The Second Strategy is the Market Sentiment, monitored in the form of Technical Analysis. Yes, even in Downtrend Economic Cycles, markets go up. However, the market tend to go down 100% and go up between 30 % to 67%, and then go down another 100% in a Primary Downtrend.
If you can't see the charts and the key waves, you will be confused because the market goes up and down. Market Sentiment allows you to win even when you buy in a Primary DownTrend, but when you win, you will a little, while when you lose, you lose a lot.
This is in contradiction with the Rules of a Master Speculator, as explained by Victor Sperandeo. in his book, Methods of a Wall Street Master. We should trade in the direction of the Primary Trend, so that we win more than we lose in terms of Reward / Risk Ratio.
Also, when economy is bad, good news doesn't move the market up by a lot, but bad news move it down quickly and by a significant amount. The only time when the market shrugs off bad news in a Primary Downtrend is when it is having one of its bullish sentiment bouts, and this is seen in the form of a Correction Wave. This wave lasts between 3 weeks to 3 months, and I think we are about to see such a Wave in the Dow.
Even if Bill Miller had ignored the Strategic Economic Cycle / Global Macro Strategic Outlook, he would have been saved if he had understood Technical Analysis. Most Fundamentalists tend to look at Technical Analysis as hocus pocus rather than a science, but as the saying goes, "Ignore what you don't know at your peril."
The third strategy, i.e. Fundamental Analysis, is the most popular and most believed in Investment Strategy. Fundamental Analysis is important only in telling you WHAT to buy, never when to buy. Only Technical Analysis and Strategic Economic Cycles can tell you WHEN. In other words, Fundamentalists for Stock Investing have INCOMPLETE ARSENAL of INVESTMENT TOOLS to make good decisions.

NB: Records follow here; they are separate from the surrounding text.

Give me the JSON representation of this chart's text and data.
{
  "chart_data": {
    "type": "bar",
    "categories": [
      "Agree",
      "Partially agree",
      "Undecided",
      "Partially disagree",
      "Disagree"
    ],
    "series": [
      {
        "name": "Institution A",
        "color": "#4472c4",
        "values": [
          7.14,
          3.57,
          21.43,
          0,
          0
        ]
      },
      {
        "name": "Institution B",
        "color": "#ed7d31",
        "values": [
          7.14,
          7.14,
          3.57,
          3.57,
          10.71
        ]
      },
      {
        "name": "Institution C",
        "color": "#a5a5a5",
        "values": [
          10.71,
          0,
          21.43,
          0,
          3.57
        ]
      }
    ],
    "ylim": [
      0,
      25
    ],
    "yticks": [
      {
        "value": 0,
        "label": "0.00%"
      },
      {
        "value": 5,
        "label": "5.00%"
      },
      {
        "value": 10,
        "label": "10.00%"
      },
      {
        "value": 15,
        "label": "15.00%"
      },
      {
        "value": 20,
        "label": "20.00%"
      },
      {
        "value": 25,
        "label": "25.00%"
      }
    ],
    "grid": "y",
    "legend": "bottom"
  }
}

I really believe you need all three strategies. Imagine a Carpenter who only has a Hammer. I don't think he will make very good tables. However, another carpenter with screwdrivers, hammer, bolts and nuts, is likely to make a better table, provided he knows when to use what under which condition. To say that the Hammer is more important than the screwdriver is wrong. It depends on whether you are assembling the furniture parts with screws, or banging a nail into the furniture.
However, let's face it. If you buy at the right time, even if it is a rubbish stock that you know nothing about, you will make money. On the other hand, you may buy the best stock in the market, but if the overall market and economy is bad, even the good fundamental stock will go down. So, if we have to choose between knowing WHAT to buy vs WHEN to buy, WHEN is more important.
Of course, if you have both, you should outperform those with only one of the two skills in the longer term. Makes sense?
It's really up to you. It's your money, and you have every right to employ it any which way you like. Whether you make money or not, you will be the one that will have to live with the consequences of your decision.
I have been involved in the stock market industry for almost 20 years now, and have seen a number of market crashes, and various investment theories. I have also spent the last 1.5 years researching the various secrets of success of billionaire traders. I am merely sharing what I believe is the secret formula to success.